By John Parnell
The EU has been urged to take stronger action on the HFC family of greenhouse gases by the Environmental Investigation Agency (EIA).
The EIA argues that firm European regulation to cuts HFCs (Hydrofluorocarbons) can not only send a strong signal to developing countries where their use is growing, but also help create a mass market for their replacement chemicals.
HFCs were developed to replace Chlorofluorocarbons (CFCs) which were largely responsible for the hole in the ozone layer. They can be thousands of times more potent than CO2 when it comes to warming the atmosphere but do have a far shorter lifespan.
“HFC emissions are still growing rather than reducing and by 2020 they could be 80% higher. The emission of HFCs is probably on a par with the aviation industry as a proportion of greenhouse gas emissions worldwide,” Alasdair Cameron, Global Environment Campaigner with EIA told RTCC.
HFCs are used in air conditioning and refrigeration units. The industry is experiencing rapid growth as middle classes in developing countries emerge, and as temperate climates suffer increasingly extreme summer temperatures, expanding the air con market. Air conditioning sales in India and China are growing at 20% a year.
The EU’s policy on HFCs is currently up for review and the EIA believes there is an opportunity to lead by example and begin an aggressive phasedown of HFC use. HFCs could soon be managed under the Montreal Protocol, which famously banned CFCs, but talks in that forum are deadlocked.
“The growth of air conditioning could be catastrophic for the climate. Ambition at the EU can kick-start Montreal and create a mass market for better, cleaner air conditioning units,” said Cameron.
An EIA report to be launched in Brussels tonight suggest 20 sectors in which HFC could be banned by 2020.
Cameron does not believe emissions trading is the correct platform for dealing with HFCs due to their high potency, and corresponding high value. A tonne of HFCs could be worth thousands of dollars, even on today’s deflated carbon markets.
Instead he points to HFC tax regimes in Denmark and Switzerland as a more suitable mechanism. Replacement chemicals already exist but face resistance from industry that would be left with the costs of any changeover.
HFCs and other so-called short lived climate forcers such as methane and soot, have received increasing attention in recent years.
“There has been a wariness from some environmental groups to focus on things other than CO2 as its creates opportunities for less structured, long term solutions for climate change.
“Some countries use it to shift blame onto developing countries, so rather than dealing with their own factories they will point to inefficient cookstoves. That attitude is changing now and people realise that you can work on both, short term forcers and CO2 emissions,” said Cameron.

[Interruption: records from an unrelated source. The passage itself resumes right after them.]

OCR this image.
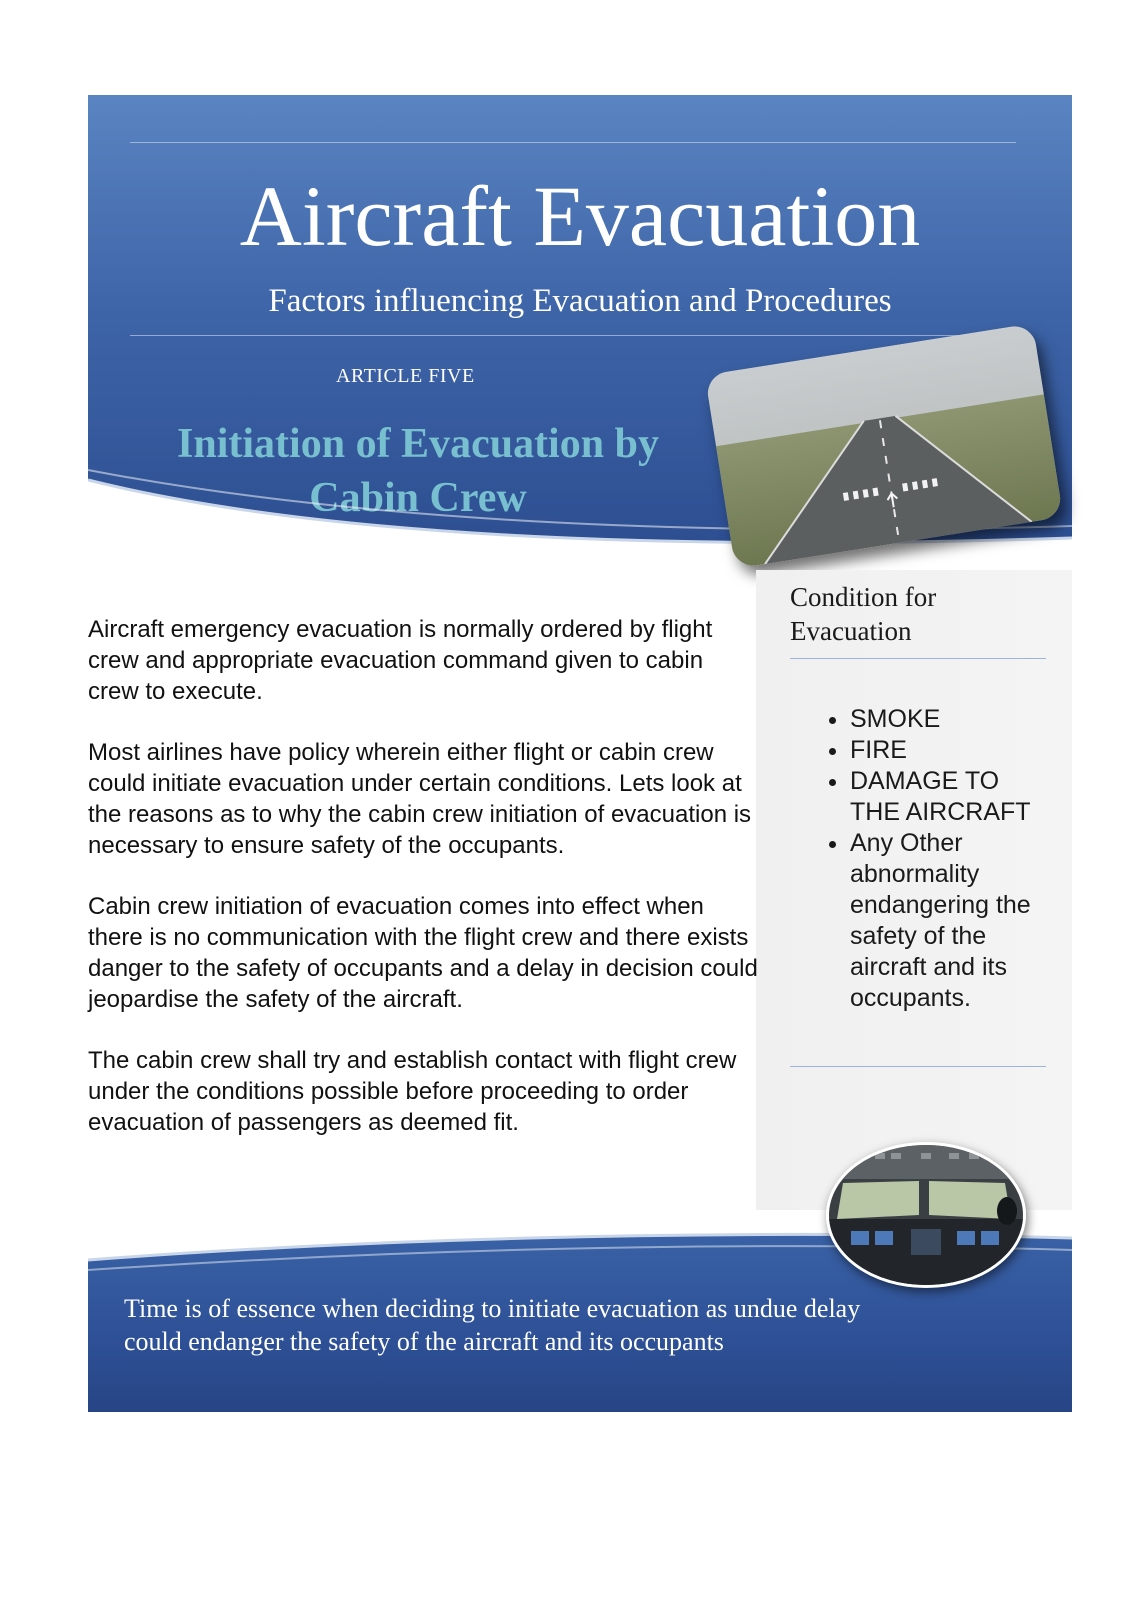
Aircraft Evacuation
Factors influencing Evacuation and Procedures
ARTICLE FIVE
Initiation of Evacuation by
Cabin Crew
Condition for
Evacuation
• SMOKE
• FIRE
• DAMAGE TO THE AIRCRAFT
• Any Other abnormality endangering the safety of the aircraft and its occupants.

Aircraft emergency evacuation is normally ordered by flight crew and appropriate evacuation command given to cabin crew to execute.

Most airlines have policy wherein either flight or cabin crew could initiate evacuation under certain conditions. Lets look at the reasons as to why the cabin crew initiation of evacuation is necessary to ensure safety of the occupants.

Cabin crew initiation of evacuation comes into effect when there is no communication with the flight crew and there exists danger to the safety of occupants and a delay in decision could jeopardise the safety of the aircraft.

The cabin crew shall try and establish contact with flight crew under the conditions possible before proceeding to order evacuation of passengers as deemed fit.

Time is of essence when deciding to initiate evacuation as undue delay could endanger the safety of the aircraft and its occupants
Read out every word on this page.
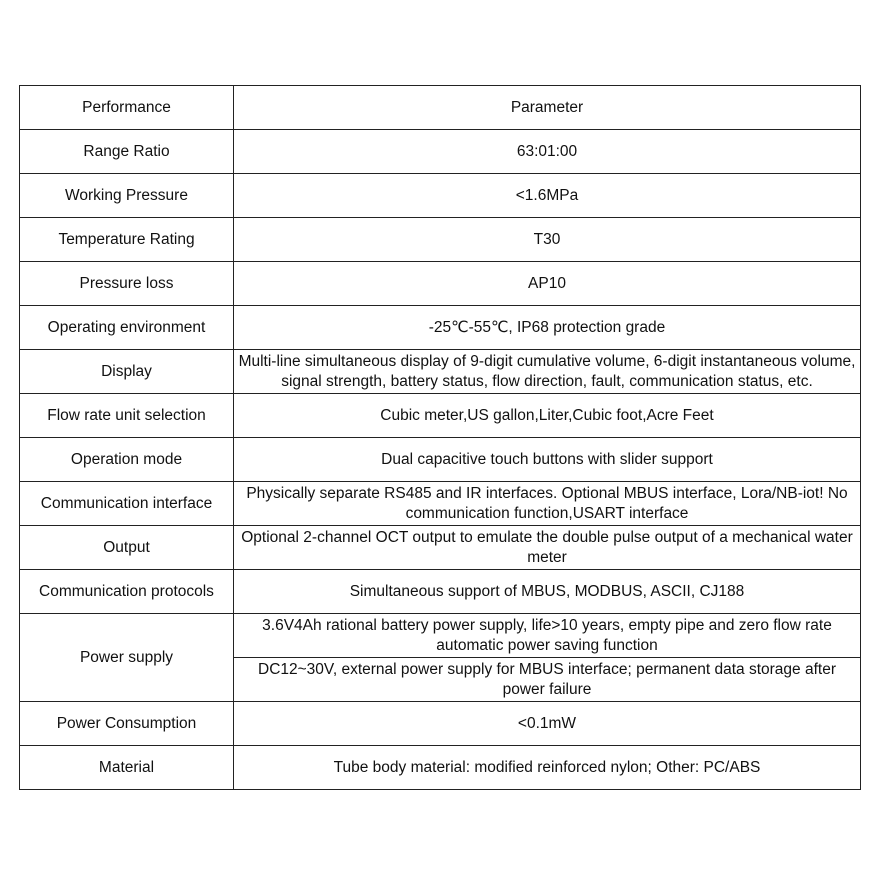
Performance	Parameter
Range Ratio	63:01:00
Working Pressure	<1.6MPa
Temperature Rating	T30
Pressure loss	AP10
Operating environment	-25℃-55℃, IP68 protection grade
Display	Multi-line simultaneous display of 9-digit cumulative volume, 6-digit instantaneous volume, signal strength, battery status, flow direction, fault, communication status, etc.
Flow rate unit selection	Cubic meter,US gallon,Liter,Cubic foot,Acre Feet
Operation mode	Dual capacitive touch buttons with slider support
Communication interface	Physically separate RS485 and IR interfaces. Optional MBUS interface, Lora/NB-iot! No communication function,USART interface
Output	Optional 2-channel OCT output to emulate the double pulse output of a mechanical water meter
Communication protocols	Simultaneous support of MBUS, MODBUS, ASCII, CJ188
Power supply	3.6V4Ah rational battery power supply, life>10 years, empty pipe and zero flow rate automatic power saving function
	DC12~30V, external power supply for MBUS interface; permanent data storage after power failure
Power Consumption	<0.1mW
Material	Tube body material: modified reinforced nylon; Other: PC/ABS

“Focusing on short term forcers isn’t necessarily a delaying tactic, it can be about buying more time to establish the long term deals needed for CO2 emissions.”
The US established a coalition of countries to deal with short lived climate forcers in developing countries earlier this year. France, Germany, Italy, Denmark, Finland, Jordan and the UK joined the Climate and Clean Air Initiative in July, bringing the total number of signed-up states to 21.
The United Nations Environment Programme (UNEP) predicts that slashing these emissions could delay climate change by up to three decades, avoid the annual loss of more than 30 million tons of crops and prevent 2.4 million deaths – often from soot inhalation.
These pollutants have a shorter life-span in the atmosphere than C02, but UNEP estimates they contribute 25-30% of current emissions that are affecting climate change.